What it comes down to
The benchmarks blur the comparison, but the design behind these four does not. Step back from the numbers and the “how much graph” spectrum resolves into two separate questions it had been running together. Whether reads need to traverse, hopping fact to fact for “who owns the dog that had the checkup,” and whether writes need to keep history when a value changes.
The graph also charges up front. Ingestion burns LLM calls to extract and resolve nodes and edges, so the cost lands on write and pays back only on reads that traverse or look back. That asymmetry is what the four are really arguing about. Letta never built a graph, and Mem0 removed its own after its paper showed the variant lost on single- and multi-hop recall, ran 3x slower, and cost 2x the tokens. Graphiti and Cognee built around the workloads where traversal and history matter most.

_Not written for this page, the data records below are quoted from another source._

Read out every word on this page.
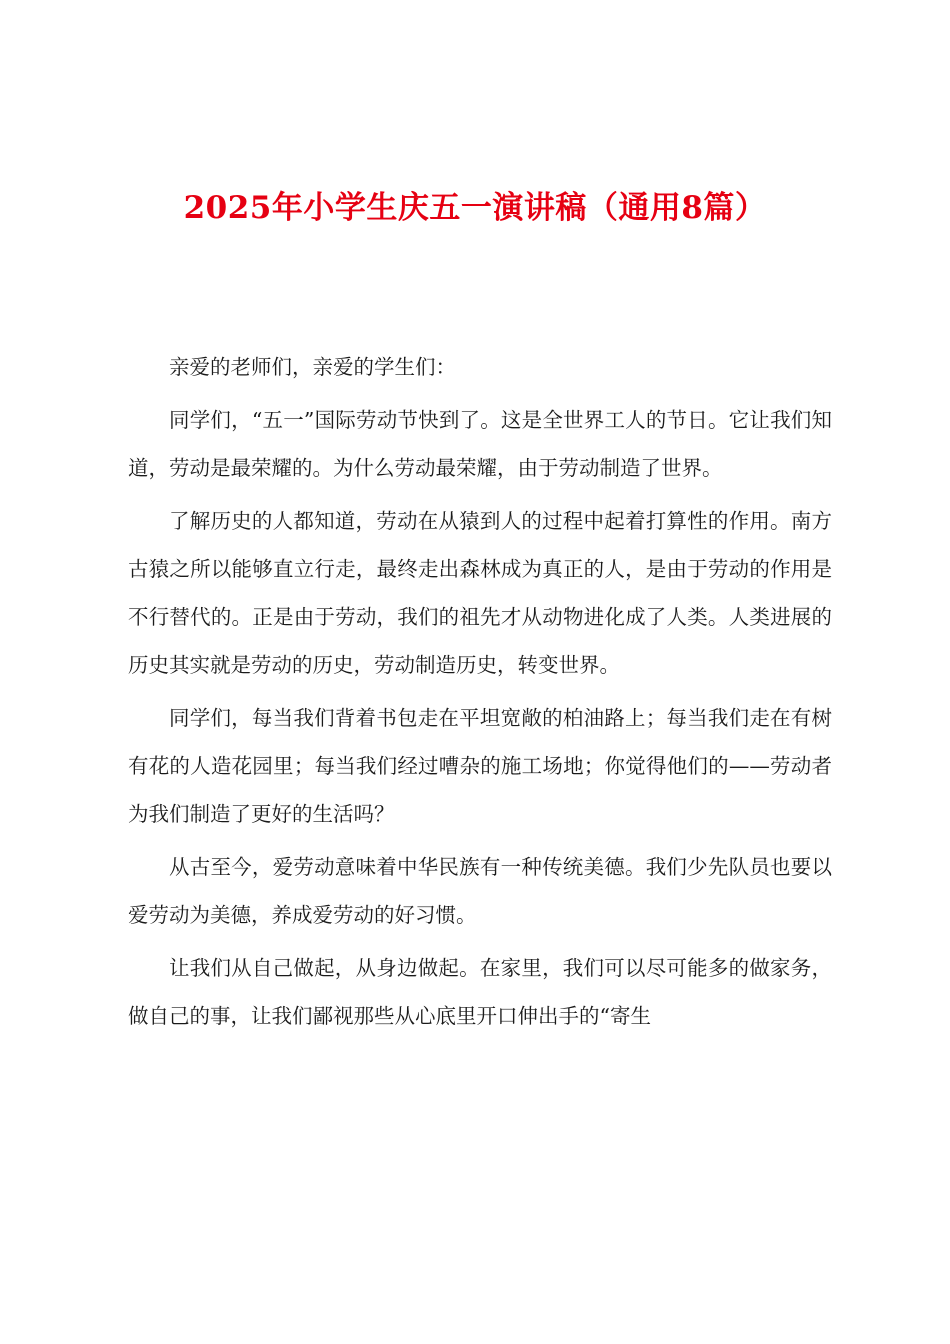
2025年小学生庆五一演讲稿（通用8篇）

亲爱的老师们，亲爱的学生们：

同学们，“五一”国际劳动节快到了。这是全世界工人的节日。它让我们知道，劳动是最荣耀的。为什么劳动最荣耀，由于劳动制造了世界。

了解历史的人都知道，劳动在从猿到人的过程中起着打算性的作用。南方古猿之所以能够直立行走，最终走出森林成为真正的人，是由于劳动的作用是不行替代的。正是由于劳动，我们的祖先才从动物进化成了人类。人类进展的历史其实就是劳动的历史，劳动制造历史，转变世界。

同学们，每当我们背着书包走在平坦宽敞的柏油路上；每当我们走在有树有花的人造花园里；每当我们经过嘈杂的施工场地；你觉得他们的——劳动者为我们制造了更好的生活吗？

从古至今，爱劳动意味着中华民族有一种传统美德。我们少先队员也要以爱劳动为美德，养成爱劳动的好习惯。

让我们从自己做起，从身边做起。在家里，我们可以尽可能多的做家务，做自己的事，让我们鄙视那些从心底里开口伸出手的“寄生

One adjacent space is easy to confuse with these. Document-RAG systems like Microsoft GraphRAG and LightRAG also build knowledge graphs, but from static corpora in a single batch pass rather than from incremental agent interactions. GraphRAG is the batch-recompute foil to Graphiti’s live ingestion, and Cognee benchmarks against LightRAG on HotPotQA. They build the same data structure for a different problem.